Nell’agosto del 2014 Banca Etruria comunica a Bankitalia che sarebbe diventata una spa, operazione indispensabile per essere comprata da eventuali altre banche ma in realtà questo passaggio non è mai avvenuto. “Noi soci – continua Furio – non siamo mai stati convocati né quando è stata presentata l’Opa dalla Popolare di Vicenza né quando è stata presa in considerazione l’ipotesi di trasformarsi in spa e intanto il tempo passava e la situazione finanziaria si aggravava. Solo il proprietario di Carnival , tramite una banca israeliana, si fece avanti con un’altra offerta che prevedeva l’acquisto di Etruria con la contestuale vendita degli Npl (i crediti non più recuperabili ndr) a due fondi americani ma anche in questo caso non se ne fece più nulla”.

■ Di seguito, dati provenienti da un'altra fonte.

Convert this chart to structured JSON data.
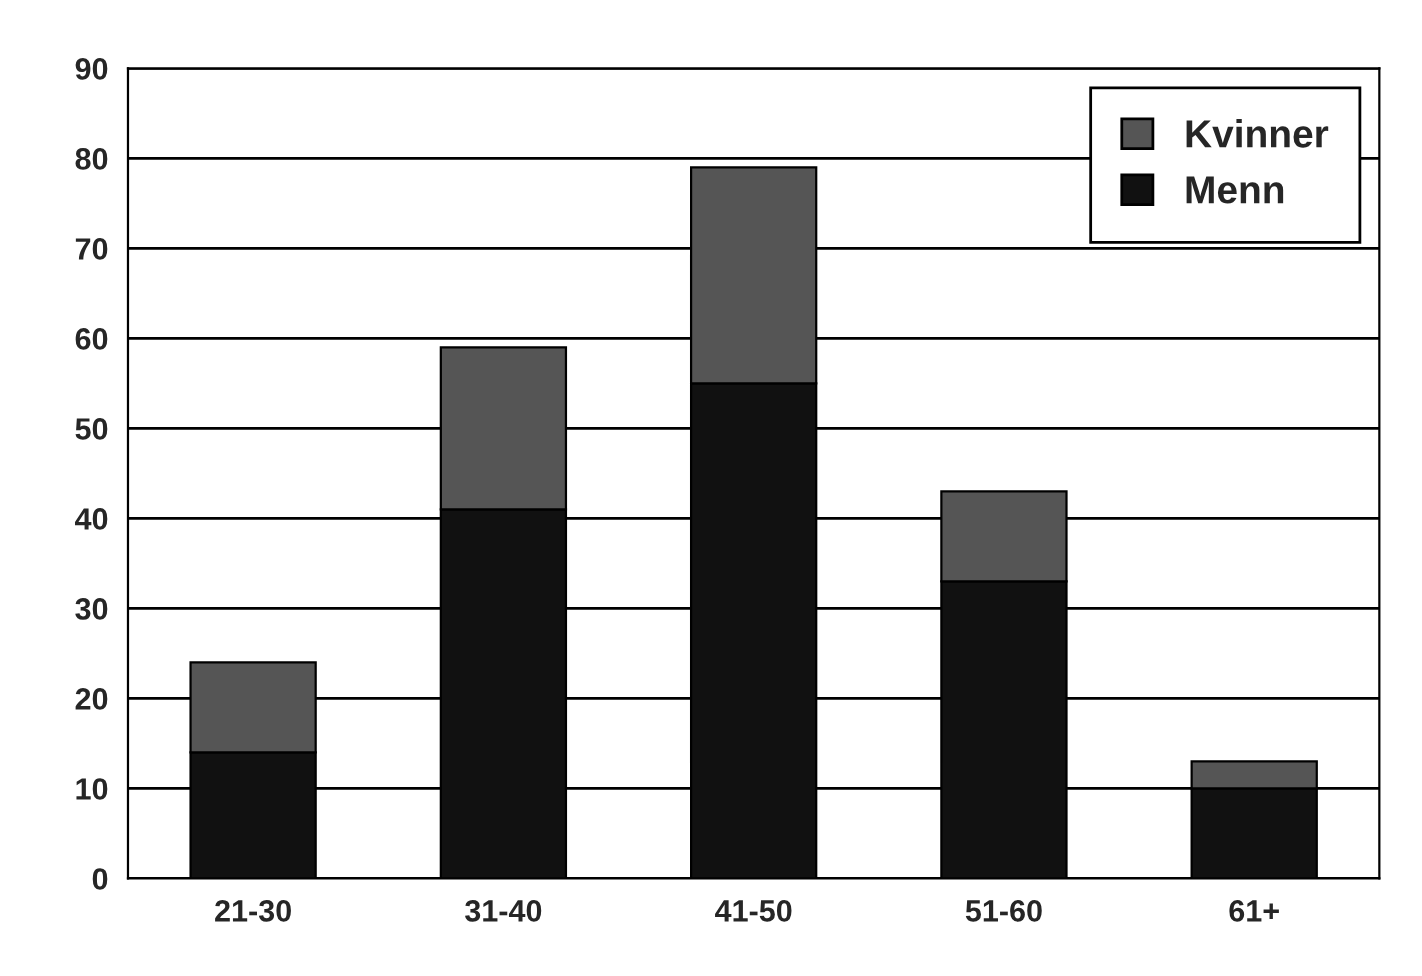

A febbraio 2015 arriva quindi il commissariamento ma nemmeno così si riesce a trovare nuovi acquirenti. “Probabilmente – dice Furio – non c’era la volontà politica di venderla e quando la situazione è precipitata è arrivato il decreto del governo che ha valorizzato gli npl all’83%, un valore che, se fosse applicato a tutte le banche implicherebbe che nessuna potrebbe salvarsi”. In pratica cos’è successo? “Hanno svalutato il patrimonio della banca per coprire i crediti e con un valore patrimoniale pari a zero anche i 217 milioni di azioni perdono di valore. Le nostre azioni, invece, sono racchiuse dentro la bad bank con i crediti che non ci frutteranno certamente dei soldi. Tutti noi azionisti, soci o non soci o detentori di obbligazioni subordinate, abbiamo perso tutto. Il governo dice di aver salvato i correntisti ma non dice che per coprire buona parte del buco hanno usato le nostre azioni”.